The press secretary said he tried together with his colleagues to find cartoons about reporters of the magazine, who were killed by terrorists.
"We could not find them [cartoons]," he said. "But if they were ever published, that would be blasphemy, too."
"At least this is how we take it in this country," he said. "I am not commenting on moral standards of the French - this is a concern of theirs - but in this country it is clear blasphemy."
Russia would not take attempts to clear out this situation during contacts with Paris, he said.
"Charlie Hebdo is not an official magazine, its circulation is not high, the magazine causes many questions, and many people would not react to this magazine, many consider being insulted by its publications," he told a reporter in response to a question whether the published cartoons could affect relations between the countries.
"Magazines of the kind are most likely irrelevant in this country’s society, in our country of many nationalities, confessions," he said.
He commented on a sharp reaction to the cartoons from Russian lawmakers by "an absolute emotional and context disapproving of actions of the kind."
The two controversial cartoons devoted to the Russian A321 plane crash in Egypt appeared in the latest edition of Charlie Hebdo magazine.
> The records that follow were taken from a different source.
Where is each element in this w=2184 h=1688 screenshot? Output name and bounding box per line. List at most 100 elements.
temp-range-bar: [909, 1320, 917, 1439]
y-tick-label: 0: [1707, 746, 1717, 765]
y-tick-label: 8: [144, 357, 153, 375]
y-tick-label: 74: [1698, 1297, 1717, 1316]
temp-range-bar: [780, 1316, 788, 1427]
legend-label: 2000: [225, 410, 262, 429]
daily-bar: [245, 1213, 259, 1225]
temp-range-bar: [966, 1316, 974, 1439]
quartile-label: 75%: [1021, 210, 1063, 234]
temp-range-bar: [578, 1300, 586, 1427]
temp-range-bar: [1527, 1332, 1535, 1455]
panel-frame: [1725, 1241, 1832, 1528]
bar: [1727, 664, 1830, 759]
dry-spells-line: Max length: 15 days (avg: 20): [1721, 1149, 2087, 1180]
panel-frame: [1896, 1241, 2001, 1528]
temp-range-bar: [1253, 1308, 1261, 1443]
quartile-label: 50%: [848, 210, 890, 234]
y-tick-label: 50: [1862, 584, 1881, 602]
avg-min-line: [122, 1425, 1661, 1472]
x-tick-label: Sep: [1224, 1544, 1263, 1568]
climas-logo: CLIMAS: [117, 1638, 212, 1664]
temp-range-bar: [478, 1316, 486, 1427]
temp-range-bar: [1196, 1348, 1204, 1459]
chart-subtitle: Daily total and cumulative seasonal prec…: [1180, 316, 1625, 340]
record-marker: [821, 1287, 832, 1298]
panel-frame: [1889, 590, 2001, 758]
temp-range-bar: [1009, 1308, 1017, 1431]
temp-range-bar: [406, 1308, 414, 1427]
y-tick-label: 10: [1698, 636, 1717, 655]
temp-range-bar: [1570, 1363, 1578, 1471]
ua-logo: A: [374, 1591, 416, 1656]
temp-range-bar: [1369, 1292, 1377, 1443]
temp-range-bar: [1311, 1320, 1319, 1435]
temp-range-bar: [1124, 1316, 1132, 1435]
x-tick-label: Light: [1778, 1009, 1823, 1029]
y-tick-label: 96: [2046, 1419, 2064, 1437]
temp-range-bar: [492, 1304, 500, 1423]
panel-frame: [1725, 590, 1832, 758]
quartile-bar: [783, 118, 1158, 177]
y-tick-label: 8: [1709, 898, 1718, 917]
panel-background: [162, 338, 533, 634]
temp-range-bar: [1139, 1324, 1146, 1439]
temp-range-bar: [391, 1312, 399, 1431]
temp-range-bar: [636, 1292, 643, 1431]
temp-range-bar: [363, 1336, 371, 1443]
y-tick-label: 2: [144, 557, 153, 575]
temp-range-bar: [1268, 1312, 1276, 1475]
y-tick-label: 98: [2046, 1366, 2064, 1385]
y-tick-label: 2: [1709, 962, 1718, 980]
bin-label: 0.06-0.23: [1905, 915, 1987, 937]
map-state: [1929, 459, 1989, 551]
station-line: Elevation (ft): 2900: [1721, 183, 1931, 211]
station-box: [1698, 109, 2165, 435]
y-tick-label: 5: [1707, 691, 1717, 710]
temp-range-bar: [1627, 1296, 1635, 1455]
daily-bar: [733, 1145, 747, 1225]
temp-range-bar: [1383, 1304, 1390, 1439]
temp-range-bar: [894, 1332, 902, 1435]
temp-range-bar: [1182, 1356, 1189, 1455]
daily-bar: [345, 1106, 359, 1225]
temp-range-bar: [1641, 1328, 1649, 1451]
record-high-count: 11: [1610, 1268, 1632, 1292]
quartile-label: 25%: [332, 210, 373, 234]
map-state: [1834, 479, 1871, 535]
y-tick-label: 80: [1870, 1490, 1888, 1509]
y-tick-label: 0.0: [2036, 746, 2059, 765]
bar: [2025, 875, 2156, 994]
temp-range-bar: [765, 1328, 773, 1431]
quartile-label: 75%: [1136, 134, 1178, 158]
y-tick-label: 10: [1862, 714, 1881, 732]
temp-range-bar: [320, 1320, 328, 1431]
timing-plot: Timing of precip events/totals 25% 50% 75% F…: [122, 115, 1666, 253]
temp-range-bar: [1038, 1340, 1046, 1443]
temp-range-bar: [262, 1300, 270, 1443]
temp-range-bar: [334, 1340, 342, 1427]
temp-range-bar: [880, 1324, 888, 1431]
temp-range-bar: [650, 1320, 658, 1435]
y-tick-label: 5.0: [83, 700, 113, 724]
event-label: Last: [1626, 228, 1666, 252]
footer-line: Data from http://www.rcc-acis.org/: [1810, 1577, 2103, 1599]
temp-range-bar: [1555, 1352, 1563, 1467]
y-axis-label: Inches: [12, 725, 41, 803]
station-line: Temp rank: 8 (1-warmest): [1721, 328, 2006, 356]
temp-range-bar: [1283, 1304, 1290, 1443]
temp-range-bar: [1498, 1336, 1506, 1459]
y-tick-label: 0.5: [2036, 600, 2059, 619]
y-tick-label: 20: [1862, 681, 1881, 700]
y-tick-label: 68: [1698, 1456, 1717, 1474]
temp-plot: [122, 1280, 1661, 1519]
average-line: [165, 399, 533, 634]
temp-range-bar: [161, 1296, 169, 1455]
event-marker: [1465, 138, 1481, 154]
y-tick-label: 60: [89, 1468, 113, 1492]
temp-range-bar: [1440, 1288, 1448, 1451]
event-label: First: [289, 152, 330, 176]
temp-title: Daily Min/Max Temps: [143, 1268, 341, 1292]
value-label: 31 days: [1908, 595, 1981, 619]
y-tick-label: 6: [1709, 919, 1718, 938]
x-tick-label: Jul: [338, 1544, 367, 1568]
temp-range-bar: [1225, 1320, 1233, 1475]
One - in black and white - shows the figure of a bearded man wearing Bedouin clothes and an automatic rifle on his back. The man looks scared; he is half-bent, holding his head in his hands. Plane debris - an engine, landing gear, pieces of the fuselage and a human body are falling from the skies. The caption reads: "Russia is stepping up bombings of the Islamic State. The other cartoon is a human skull complaining about the risks of flying Russia’s low-cost air carriers. "I should’ve flown Air Cocaine," the skull says.
Last January, two French citizens of Arab origin raided the Paris office of the weekly Charlie Hebdo, which had published cartoons showing the Prophet Mohammed, and gunned down twelve people - ten journalists and two police guards - and injured another eleven. The attackers were put on a national wanted list. They were tracked down on January 9 60 kilometers north of Paris and killed in a security sweep.
The head of the Russian Federation Council’s international affairs committee, Konstantin Kosachyov, has slammed as immoral the cartoons French magazine Charlie Hebdo published following last weekend’s Russian A321 passenger liner crash in Egypt.
"The cartoons in Charlie Hebdo are nothing but another example of systematic immorality in self-advertising and shameless money-making on other people’s misfortunes and tragedies," Kosachyov said on his page in the social network Facebook.
He believes it is very wrong "to try to expand the bounds of the permissible, to break the limits beyond which there lie impermissible indifference to the moral values and to people’s suffering and outright media cynicism."
Kosachyov said he had never had "I’m Charlie Hebdo" feeling, nor will he ever have the urge to say so.
"But I did mourn like everybody else when the magazine’s office was afflicted by misfortune," he said.
Russian Kogalymavia’s A321 plane, en-route from Sharm el-Sheikh to St. Petersburg, crashed in the early morning of October 31 just some 20 minutes after its takeoff. The disaster site is 100 kilometres (62 miles) south of the administrative centre of North Sinai Governorate, the city of Al-Arish.
Flight 9268 carried 217 passengers and seven crewmembers and they were all officially announced dead following the tragic accident. Most passengers were Russian nationals. Among the passengers onboard were also four Ukrainian citizens and one Belarusian national.